报告人：Gang Li 副教授（UNC）
报告题目：Learning-based Quantification of Baby Brain Development
报告摘要: The increasing availability of infant brain MRI data, such as the data collected from the Baby Connectome Project (BCP), affords unprecedented opportunities for precise charting of dynamic early brain developmental trajectories in understanding normative and aberrant brain growth. However, most existing neuroimaging analysis tools, which are mainly developed for adult brains, are not suitable for infant brains, due to extremely low tissue contrast and regionally-heterogeneous dynamic changes of imaging appearance, brain size, shape and folding in infant brains. In this talk, I will introduce a set of our pioneered machine learning based neuroimaging computational methods for quantitatively characterizing baby brain development, including tissue segmentation, cortical topological correction, surface parcellation, and missing data estimation and prediction. I will also show neuroscience applications of these methods in advancing our understanding of the baby brains.
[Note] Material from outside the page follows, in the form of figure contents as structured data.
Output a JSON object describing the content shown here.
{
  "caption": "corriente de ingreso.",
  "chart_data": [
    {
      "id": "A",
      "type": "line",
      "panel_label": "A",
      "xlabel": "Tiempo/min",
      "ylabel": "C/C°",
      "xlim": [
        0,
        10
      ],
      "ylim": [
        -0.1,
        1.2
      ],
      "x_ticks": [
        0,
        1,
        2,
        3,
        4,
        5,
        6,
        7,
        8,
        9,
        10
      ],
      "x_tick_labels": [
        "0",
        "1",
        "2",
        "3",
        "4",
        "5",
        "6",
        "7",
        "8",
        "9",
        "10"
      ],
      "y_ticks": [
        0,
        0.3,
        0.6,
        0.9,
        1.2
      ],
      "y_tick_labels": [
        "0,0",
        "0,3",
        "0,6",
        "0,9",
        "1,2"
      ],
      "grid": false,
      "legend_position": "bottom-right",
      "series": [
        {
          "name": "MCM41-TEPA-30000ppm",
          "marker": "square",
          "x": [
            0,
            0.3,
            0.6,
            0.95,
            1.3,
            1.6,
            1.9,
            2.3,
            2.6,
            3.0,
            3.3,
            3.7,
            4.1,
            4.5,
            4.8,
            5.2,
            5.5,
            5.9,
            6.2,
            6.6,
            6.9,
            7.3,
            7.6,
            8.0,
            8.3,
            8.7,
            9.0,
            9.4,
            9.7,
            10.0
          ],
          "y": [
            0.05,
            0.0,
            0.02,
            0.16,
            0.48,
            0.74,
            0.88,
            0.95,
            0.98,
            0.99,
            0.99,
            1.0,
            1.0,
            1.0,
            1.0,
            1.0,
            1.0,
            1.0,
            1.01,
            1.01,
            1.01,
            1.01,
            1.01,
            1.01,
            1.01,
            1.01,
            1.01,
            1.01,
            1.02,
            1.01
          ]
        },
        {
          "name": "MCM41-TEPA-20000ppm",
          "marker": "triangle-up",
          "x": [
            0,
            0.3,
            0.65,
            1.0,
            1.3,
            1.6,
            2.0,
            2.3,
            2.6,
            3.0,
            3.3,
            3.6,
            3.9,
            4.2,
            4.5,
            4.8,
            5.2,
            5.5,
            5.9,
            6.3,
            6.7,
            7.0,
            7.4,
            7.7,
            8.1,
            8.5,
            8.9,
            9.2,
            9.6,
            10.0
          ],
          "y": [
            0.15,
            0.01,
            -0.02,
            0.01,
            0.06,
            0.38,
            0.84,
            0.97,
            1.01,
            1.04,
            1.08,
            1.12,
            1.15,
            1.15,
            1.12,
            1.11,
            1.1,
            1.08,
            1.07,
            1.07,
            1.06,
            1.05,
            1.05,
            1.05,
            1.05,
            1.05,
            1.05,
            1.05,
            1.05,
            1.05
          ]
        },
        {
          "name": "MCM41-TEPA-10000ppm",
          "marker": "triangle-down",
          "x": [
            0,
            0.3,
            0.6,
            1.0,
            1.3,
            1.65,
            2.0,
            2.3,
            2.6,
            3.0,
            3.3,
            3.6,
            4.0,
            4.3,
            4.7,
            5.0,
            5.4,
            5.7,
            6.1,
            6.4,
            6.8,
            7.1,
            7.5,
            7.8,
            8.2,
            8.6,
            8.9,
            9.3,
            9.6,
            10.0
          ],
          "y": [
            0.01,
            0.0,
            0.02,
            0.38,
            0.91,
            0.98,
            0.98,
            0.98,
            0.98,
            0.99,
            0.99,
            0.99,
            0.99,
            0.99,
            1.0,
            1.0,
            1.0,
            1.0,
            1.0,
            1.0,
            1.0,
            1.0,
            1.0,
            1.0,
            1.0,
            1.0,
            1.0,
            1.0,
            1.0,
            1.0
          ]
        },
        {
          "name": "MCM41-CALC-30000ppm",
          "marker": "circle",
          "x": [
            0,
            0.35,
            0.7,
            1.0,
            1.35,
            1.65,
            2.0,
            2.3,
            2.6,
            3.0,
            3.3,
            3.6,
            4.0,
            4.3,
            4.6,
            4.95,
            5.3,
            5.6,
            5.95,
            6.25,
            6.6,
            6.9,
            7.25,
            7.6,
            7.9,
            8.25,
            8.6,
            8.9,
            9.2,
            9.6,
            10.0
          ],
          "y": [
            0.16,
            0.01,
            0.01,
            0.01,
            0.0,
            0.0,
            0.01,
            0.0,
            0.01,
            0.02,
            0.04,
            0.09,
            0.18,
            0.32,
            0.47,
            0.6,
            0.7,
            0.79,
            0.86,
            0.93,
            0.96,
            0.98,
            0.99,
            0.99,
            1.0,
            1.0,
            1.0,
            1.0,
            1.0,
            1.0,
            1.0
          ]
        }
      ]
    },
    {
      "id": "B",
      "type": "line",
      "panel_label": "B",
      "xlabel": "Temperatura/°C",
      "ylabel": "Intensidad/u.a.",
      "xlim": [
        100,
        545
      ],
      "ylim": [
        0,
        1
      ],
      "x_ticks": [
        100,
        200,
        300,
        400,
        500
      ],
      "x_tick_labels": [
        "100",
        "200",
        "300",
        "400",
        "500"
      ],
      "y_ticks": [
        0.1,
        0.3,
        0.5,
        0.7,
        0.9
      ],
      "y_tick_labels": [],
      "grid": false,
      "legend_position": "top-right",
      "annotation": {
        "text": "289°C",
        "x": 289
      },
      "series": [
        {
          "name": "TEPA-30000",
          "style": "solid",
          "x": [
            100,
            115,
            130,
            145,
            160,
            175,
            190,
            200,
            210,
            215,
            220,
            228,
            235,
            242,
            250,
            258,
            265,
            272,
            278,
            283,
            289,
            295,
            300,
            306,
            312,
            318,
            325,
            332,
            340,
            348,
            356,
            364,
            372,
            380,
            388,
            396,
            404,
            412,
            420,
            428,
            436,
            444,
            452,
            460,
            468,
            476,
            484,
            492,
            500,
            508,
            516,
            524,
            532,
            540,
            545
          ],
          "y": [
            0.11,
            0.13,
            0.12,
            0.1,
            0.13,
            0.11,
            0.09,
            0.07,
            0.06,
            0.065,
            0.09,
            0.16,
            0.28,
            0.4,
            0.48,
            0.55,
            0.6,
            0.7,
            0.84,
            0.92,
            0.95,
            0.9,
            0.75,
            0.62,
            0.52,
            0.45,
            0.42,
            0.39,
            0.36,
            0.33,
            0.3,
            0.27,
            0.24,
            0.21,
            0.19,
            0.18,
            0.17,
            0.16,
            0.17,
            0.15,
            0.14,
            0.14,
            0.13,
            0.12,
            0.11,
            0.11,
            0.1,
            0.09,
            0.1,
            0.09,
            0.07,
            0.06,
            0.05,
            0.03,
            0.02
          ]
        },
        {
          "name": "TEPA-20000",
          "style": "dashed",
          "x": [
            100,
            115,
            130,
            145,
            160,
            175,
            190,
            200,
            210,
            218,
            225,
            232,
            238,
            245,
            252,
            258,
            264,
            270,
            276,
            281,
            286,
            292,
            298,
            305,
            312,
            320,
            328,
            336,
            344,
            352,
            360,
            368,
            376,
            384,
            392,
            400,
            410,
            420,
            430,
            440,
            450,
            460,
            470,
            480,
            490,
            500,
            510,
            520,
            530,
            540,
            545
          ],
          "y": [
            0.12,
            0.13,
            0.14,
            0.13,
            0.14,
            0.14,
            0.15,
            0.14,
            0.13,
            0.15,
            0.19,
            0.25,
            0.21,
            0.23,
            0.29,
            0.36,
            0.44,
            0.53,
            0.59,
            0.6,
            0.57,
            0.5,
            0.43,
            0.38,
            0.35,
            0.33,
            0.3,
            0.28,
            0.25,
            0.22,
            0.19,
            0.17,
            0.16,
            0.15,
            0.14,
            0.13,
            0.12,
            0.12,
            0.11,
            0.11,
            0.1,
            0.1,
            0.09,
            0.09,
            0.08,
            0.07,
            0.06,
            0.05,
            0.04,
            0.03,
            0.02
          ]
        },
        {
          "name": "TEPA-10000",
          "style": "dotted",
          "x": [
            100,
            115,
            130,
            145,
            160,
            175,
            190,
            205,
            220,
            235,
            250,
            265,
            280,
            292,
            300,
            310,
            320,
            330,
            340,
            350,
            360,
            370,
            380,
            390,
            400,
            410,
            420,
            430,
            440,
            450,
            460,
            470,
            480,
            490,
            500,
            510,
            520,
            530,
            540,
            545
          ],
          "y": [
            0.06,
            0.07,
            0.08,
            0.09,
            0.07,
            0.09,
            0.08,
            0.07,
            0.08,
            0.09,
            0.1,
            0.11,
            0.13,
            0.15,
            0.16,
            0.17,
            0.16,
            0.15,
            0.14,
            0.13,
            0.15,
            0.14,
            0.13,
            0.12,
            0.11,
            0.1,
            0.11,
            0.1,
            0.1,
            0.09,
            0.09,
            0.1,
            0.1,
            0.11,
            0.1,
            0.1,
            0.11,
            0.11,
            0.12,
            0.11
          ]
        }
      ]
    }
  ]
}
Dr. Li is the assistant professor in Biomedical Research Imaging Centre, School of Medicine, University of North Carolina at Chapel Hill (UNC). He received his PhD from Northwestern Polytechnical University in 2010. He was research fellow in Weill Medical College of Cornell University and Harvard Medical School in 2007-2008 and 2005-2007 respectively. His research focuses on the development of novel computational techniques for quantitative analysis of biomedical images. He has created a variety of novel methods and tools for advanced cortical surface-based neuroimaging analysis, including cortical surface reconstruction, parcellation, modeling, measurement, mapping, sulcal-gyral landmark curve extraction and atlas building, with applications to studying brain development, aging and disorders. Recently, he has been working on 4D cortical surface based neuroimaging analysis tools and atlases for accurate characterization of the dynamic, nonlinear and regionally-heterogeneous early brain development in typically-developing infants and infants at high-risk for neurodevelopmental disorders, such as schizophrenia and autism. His computational tools and discoveries on infant brain development, published in The Journal of Neuroscience in 2014, has been highlighted in NIMH’s 2015-2020 Strategic Plan.